About sponsorship and big foods
“Many dietitians and members of ADSA have been worried about the allegations made during the course of this inquiry that dietitians are unfairly favouring big food companies because they sponsor the organisation.
“ADSA wants to assure those concerned that we will never compromise our independence as a result of corporate sponsorship. ADSA is a registered not-for-profit organisation (NPO) and relies in part on fundraising to sustain its work. In 2016, we received 63% of income from members. Our sponsorship policy is clear on non-influence by sponsors. We do not endorse any brand, product or retail chain. There is no conspiracy between big foods and dietitians to sell unhealthy food to South Africans. A healthy population through well balanced diets is what we strive for,” said Gallagher.
It is very unfortunate that the professionalism and integrity of a number of nutrition scientists in South Africa has been unfairly questioned during this inquiry. It is ADSA’s hope that the reputation of nutrition professionals and dietitians as nutrition experts will be restored. Despite the negative sentiment, ADSA believed it had a responsibility to enquire about an issue that had such significant consequences for dietitians and other health professionals.
On Tim Noakes
“We respect Professor Tim Noakes for his work as a sports scientist. He is a well-respected A-rated scientist and is respected in academic circles. His work is pioneering and he has always tested conventional thinking. But, we have differed with Professor Noakes on this issue. We have no personal gripe with Professor Noakes. Our concern has always been about the health of babies,” said Gallagher.
“This hearing has been rather divisive with strong views expressed on both sides.
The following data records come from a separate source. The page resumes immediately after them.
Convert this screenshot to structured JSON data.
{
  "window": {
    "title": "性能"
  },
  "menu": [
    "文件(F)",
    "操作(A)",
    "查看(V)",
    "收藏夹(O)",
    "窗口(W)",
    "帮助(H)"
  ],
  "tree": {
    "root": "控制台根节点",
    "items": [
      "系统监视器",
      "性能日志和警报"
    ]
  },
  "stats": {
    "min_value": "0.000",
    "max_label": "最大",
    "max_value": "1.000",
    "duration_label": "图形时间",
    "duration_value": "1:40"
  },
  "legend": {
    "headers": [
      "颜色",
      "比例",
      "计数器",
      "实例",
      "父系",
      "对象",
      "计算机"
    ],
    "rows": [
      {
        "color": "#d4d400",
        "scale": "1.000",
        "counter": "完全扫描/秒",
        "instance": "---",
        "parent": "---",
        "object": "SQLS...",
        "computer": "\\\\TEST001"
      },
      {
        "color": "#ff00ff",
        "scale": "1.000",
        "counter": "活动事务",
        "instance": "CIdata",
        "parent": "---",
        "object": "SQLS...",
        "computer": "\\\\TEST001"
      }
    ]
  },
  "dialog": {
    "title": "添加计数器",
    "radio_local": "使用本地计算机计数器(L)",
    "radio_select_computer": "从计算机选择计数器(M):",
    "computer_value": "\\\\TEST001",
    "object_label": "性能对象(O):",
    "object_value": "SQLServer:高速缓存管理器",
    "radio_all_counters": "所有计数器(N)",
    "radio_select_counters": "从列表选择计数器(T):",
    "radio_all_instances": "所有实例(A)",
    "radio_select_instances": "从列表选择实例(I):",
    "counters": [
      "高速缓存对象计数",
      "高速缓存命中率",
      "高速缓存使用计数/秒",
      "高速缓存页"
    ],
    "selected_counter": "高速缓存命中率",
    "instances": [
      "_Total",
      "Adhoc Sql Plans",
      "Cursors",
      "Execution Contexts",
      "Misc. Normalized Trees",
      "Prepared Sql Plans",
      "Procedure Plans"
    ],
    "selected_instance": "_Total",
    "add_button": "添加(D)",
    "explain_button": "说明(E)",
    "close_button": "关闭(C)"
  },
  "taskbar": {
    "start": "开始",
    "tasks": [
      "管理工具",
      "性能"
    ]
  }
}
The debate has raised significant awareness about the importance of nutrition, which is positive.
“Health, wellness and nutrition should concern everybody. But, South Africans have also been confused by the ebb and flow of this divisive nutrition debate and the inconsistent nutritional advice provided over many years. That is unfortunate.”
“I’m pleased this is over and we can now focus on other urgent nutrition challenges we have in South Africa,” concluded Gallagher.